Mentir me ha servido de mucho. He vendido y he cobrado, y sobre lo pasado pisado. Creo que me di cuenta de que la cosa estaba llegando a límites insospechados cuando los escuchas de calidad me mandaban en sus informes felicitaciones por mi descripción del v205, un modelo de teléfono de mierda al que, para que saliera favorecido, había que mirarlo con cariño y mucha imaginación.

 Un ladrillo blanco, eso es lo que era ese teléfono visto objetivamente y en comparación con los modelos modernos. Pero cuando el equipo deportivo de mis palabras salía a la cancha de las líneas telefónicas, con la creatividad como director técnico y la necesidad como porrista, a nadie le cabía duda alguna de que se llevaba un teléfono como pocos.

 Y se llevaban un teléfono como pocos, como pocos tan antiguos van quedando en todo caso. 

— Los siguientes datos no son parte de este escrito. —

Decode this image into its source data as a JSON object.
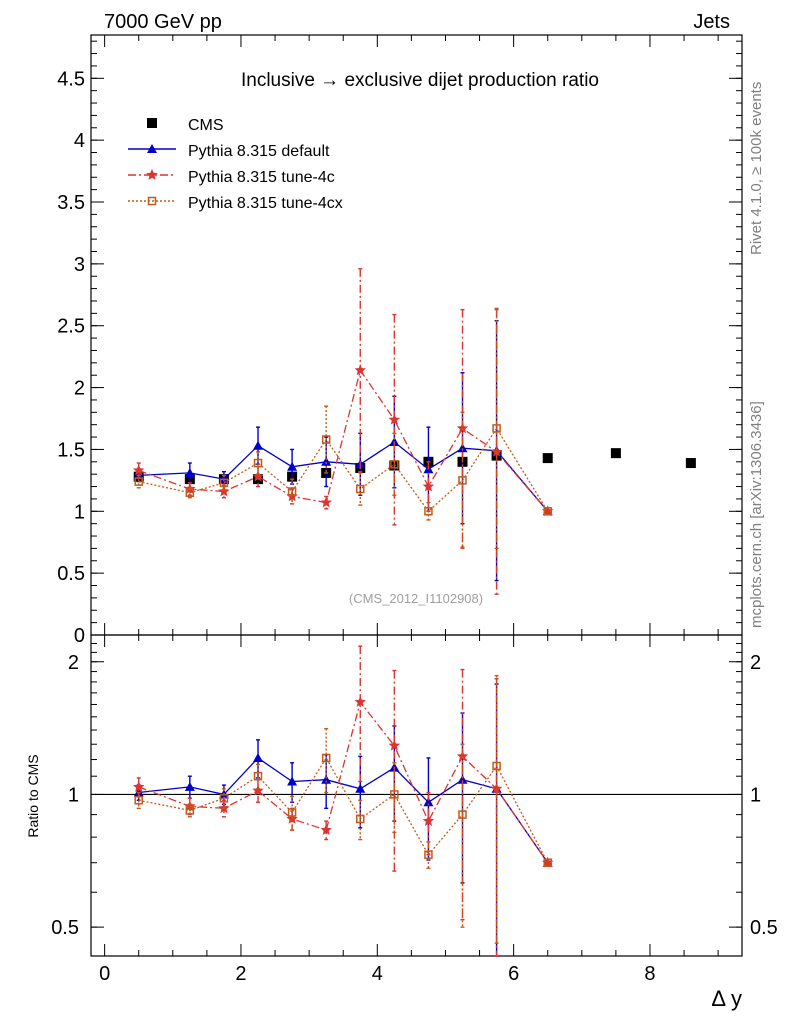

Todo va en la clase de mirada que se les da a las cosas, el cristal con que se lo mire, ya saben. No hace tantos años una película nos aleccionaba acerca de cómo ver belleza en las cosas en las que supuestamente no las hay, lo que nos dice que basta con que una persona vea belleza en una cosa, para que, efectivamente esa belleza exista.

 Ustedes pensarán tal vez que de todos modos fui una persona detestable, yo diré que son puntos de vista. Pero me quedo, por lejos, con el punto de vista que me es aplicable fuera de ese lugar. Es que entre las paredes de aquellas oficinas, algunos me decían mentirosa. De la puerta para afuera, otros me dicen escritora.